Indien een instelling toestemming heeft gekregen om de IMM toe te passen voor de berekening van de blootstellingswaarde voor de transacties vermeld in de punten a) tot en met c) van de eerste alinea, mag zij de IMM eveneens gebruiken voor de in artikel 273, lid 2, punt e), bedoelde transacties.
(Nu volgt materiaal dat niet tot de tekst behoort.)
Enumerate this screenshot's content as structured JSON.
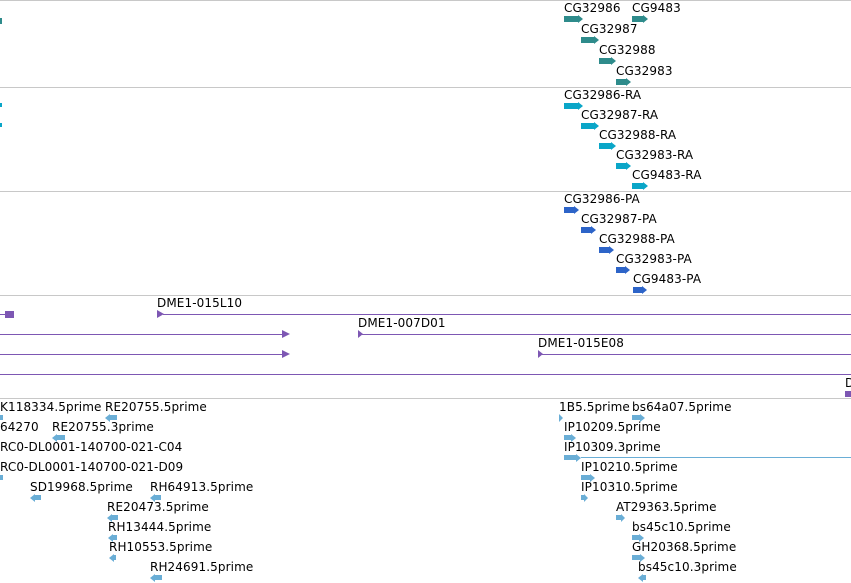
{
  "colors": {
    "gene": "#2e8b8b",
    "transcript": "#0aa6c8",
    "protein": "#2d64c8",
    "clone": "#7d57b3",
    "est": "#6aaed6",
    "separator": "#c8c8c8"
  },
  "tracks": {
    "genes": {
      "items": [
        {
          "label": "CG32986"
        },
        {
          "label": "CG9483"
        },
        {
          "label": "CG32987"
        },
        {
          "label": "CG32988"
        },
        {
          "label": "CG32983"
        }
      ]
    },
    "transcripts": {
      "items": [
        {
          "label": "CG32986-RA"
        },
        {
          "label": "CG32987-RA"
        },
        {
          "label": "CG32988-RA"
        },
        {
          "label": "CG32983-RA"
        },
        {
          "label": "CG9483-RA"
        }
      ]
    },
    "proteins": {
      "items": [
        {
          "label": "CG32986-PA"
        },
        {
          "label": "CG32987-PA"
        },
        {
          "label": "CG32988-PA"
        },
        {
          "label": "CG32983-PA"
        },
        {
          "label": "CG9483-PA"
        }
      ]
    },
    "clones": {
      "items": [
        {
          "label": "DME1-015L10"
        },
        {
          "label": "DME1-007D01"
        },
        {
          "label": "DME1-015E08"
        },
        {
          "label": "D"
        }
      ]
    },
    "ests": {
      "items": [
        {
          "label": "K118334.5prime"
        },
        {
          "label": "RE20755.5prime"
        },
        {
          "label": "64270"
        },
        {
          "label": "RE20755.3prime"
        },
        {
          "label": "RC0-DL0001-140700-021-C04"
        },
        {
          "label": "RC0-DL0001-140700-021-D09"
        },
        {
          "label": "SD19968.5prime"
        },
        {
          "label": "RH64913.5prime"
        },
        {
          "label": "RE20473.5prime"
        },
        {
          "label": "RH13444.5prime"
        },
        {
          "label": "RH10553.5prime"
        },
        {
          "label": "RH24691.5prime"
        },
        {
          "label": "1B5.5prime"
        },
        {
          "label": "bs64a07.5prime"
        },
        {
          "label": "IP10209.5prime"
        },
        {
          "label": "IP10309.3prime"
        },
        {
          "label": "IP10210.5prime"
        },
        {
          "label": "IP10310.5prime"
        },
        {
          "label": "AT29363.5prime"
        },
        {
          "label": "bs45c10.5prime"
        },
        {
          "label": "GH20368.5prime"
        },
        {
          "label": "bs45c10.3prime"
        }
      ]
    }
  }
}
Niettegenstaande artikel 273, lid 1, derde alinea, kan een instelling besluiten deze methode niet toe te passen op blootstellingen die qua omvang en risico te verwaarlozen zijn. In dat geval past een instelling één van de in de afdelingen 3 tot en met 5 beschreven methoden op die blootstellingen toe indien de voor iedere benadering toepasselijke vereisten vervuld zijn.
2.
De bevoegde autoriteiten verlenen de instellingen slechts toestemming om de IMM te gebruiken voor de in lid 1 bedoelde berekeningen indien de instelling heeft aangetoond dat zij voldoet aan de in deze afdeling beschreven vereisten en indien de bevoegde autoriteiten zich ervan hebben vergewist dat de systemen voor CCR-beheer van de instelling deugdelijk zijn en naar behoren zijn geïmplementeerd.
3.
De bevoegde autoriteiten kunnen de instellingen toestemming verlenen om gedurende een beperkte periode de IMM stapsgewijze voor de verschillende soorten transacties in te voeren. Tijdens deze periode van stapsgewijze invoering kunnen de instellingen de in afdeling 3 of de in afdeling 5 beschreven methode toepassen voor transactiesoorten waarvoor zij niet de IMM toepassen.
4.
Voor alle otc-derivatentransacties en transacties met afwikkeling op lange termijn waarvoor een instelling niet krachtens lid 1 toestemming heeft gekregen om de IMM toe te passen, past zij de in afdeling 3 beschreven methoden toe. Die methoden kunnen binnen een groep permanent in combinatie worden toegepast.
5.
Een instelling die overeenkomstig lid 1 toestemming heeft gekregen om de IMM te gebruiken, valt niet terug op de in afdeling 3 of de in afdeling 5 beschreven methode zonder daartoe toestemming van de bevoegde autoriteit te hebben gekregen. De bevoegde autoriteiten verlenen die toestemming indien de instelling aantoont dat zij daartoe goede gronden heeft.
6.
Een instelling die niet langer voldoet aan de vereisten van deze afdeling, stelt de bevoegde autoriteit daarvan in kennis en voldoet aan een van beide volgende bepalingen:
- a)
zij toont ten genoegen van de bevoegde autoriteit aan dat zij de vereisten spoedig opnieuw zal naleven;
- b)
zij toont ten genoegen van de bevoegde autoriteit aan dat het effect van het niet-naleven van de vereisten te verwaarlozen is.